Every weekday, approximately 35 million people in the U.S ride some form of public transportation. For those of us who aren't lucky enough to live in a major city with a modern subway system, that means riding the bus. Buses, suck. No shots to any bus drivers reading this, but even you guys have to admit that it's an unpleasant experience. People fighting for seats, random food containers filled with pork fried rice all over the place, kids with heavy runny noses, the slow travel time, etc. It blows, straight up and down. Most of us have accepted that riding a bus is an armpit level experience and tried to get on with our lives. That looks to change, however.
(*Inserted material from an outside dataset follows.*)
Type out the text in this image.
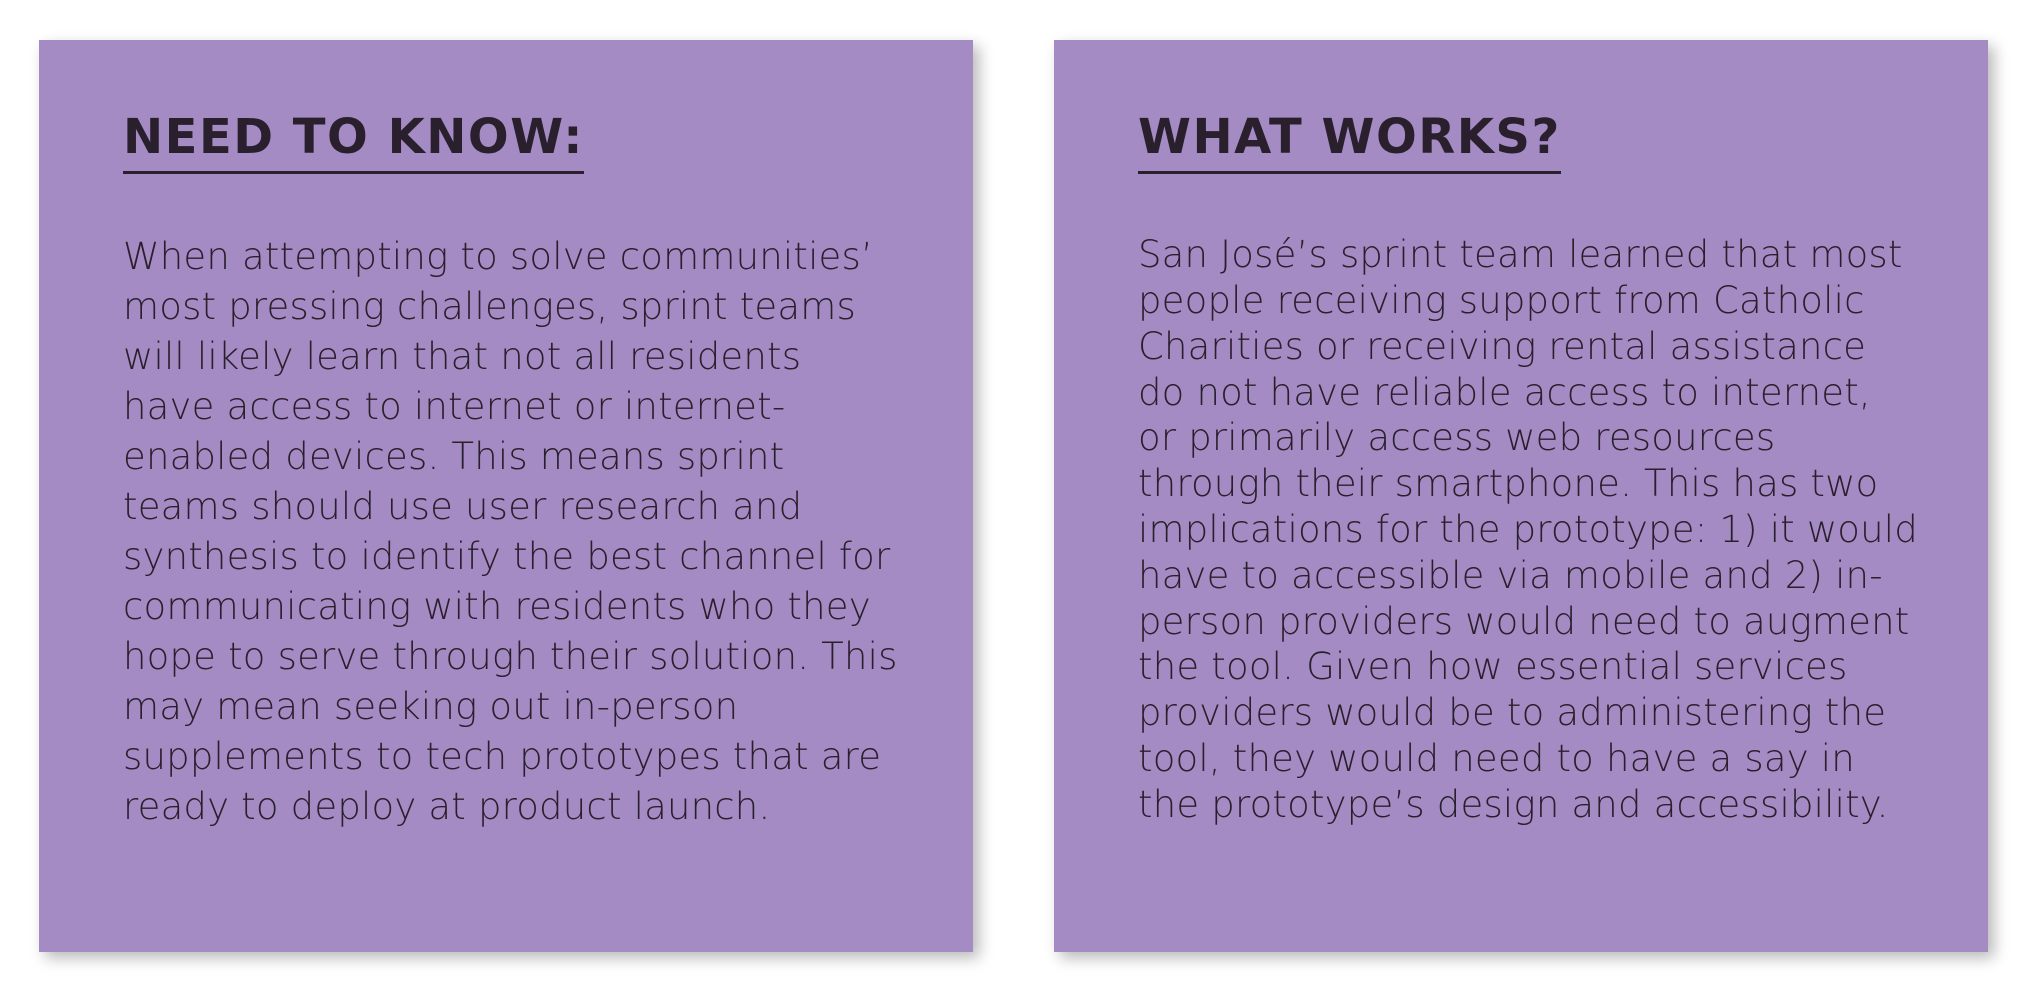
NEED TO KNOW:

When attempting to solve communities’ most pressing challenges, sprint teams will likely learn that not all residents have access to internet or internet-enabled devices. This means sprint teams should use user research and synthesis to identify the best channel for communicating with residents who they hope to serve through their solution. This may mean seeking out in-person supplements to tech prototypes that are ready to deploy at product launch.

WHAT WORKS?

San José’s sprint team learned that most people receiving support from Catholic Charities or receiving rental assistance do not have reliable access to internet, or primarily access web resources through their smartphone. This has two implications for the prototype: 1) it would have to accessible via mobile and 2) in-person providers would need to augment the tool. Given how essential services providers would be to administering the tool, they would need to have a say in the prototype’s design and accessibility.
Cities across the country are ordering shiny new buses, equipped with things like Wi-Fi and overhead reading lights, to attract more affluent riders. On paper this sounds like a great idea. They already have them in cities like Cleveland and Kansas City, and are looking to bring these new buses to cities nationwide.  I'm all about this idea, as long as they don't jack up the prices. Generally, when new technology like this is introduced and terms like "commuters" are mentioned, it's usually used in a certain context. What they really mean, is that they want to attract a more middle-class clientele, people who use the bus because they want to use it (not because they have to). These changes usually signal a bump in prices and if that’s the case then it's a mistake. The last thing that bus riders need are higher fares.  There's a reason why they are on the bus in the first place and it’s not for the conversation.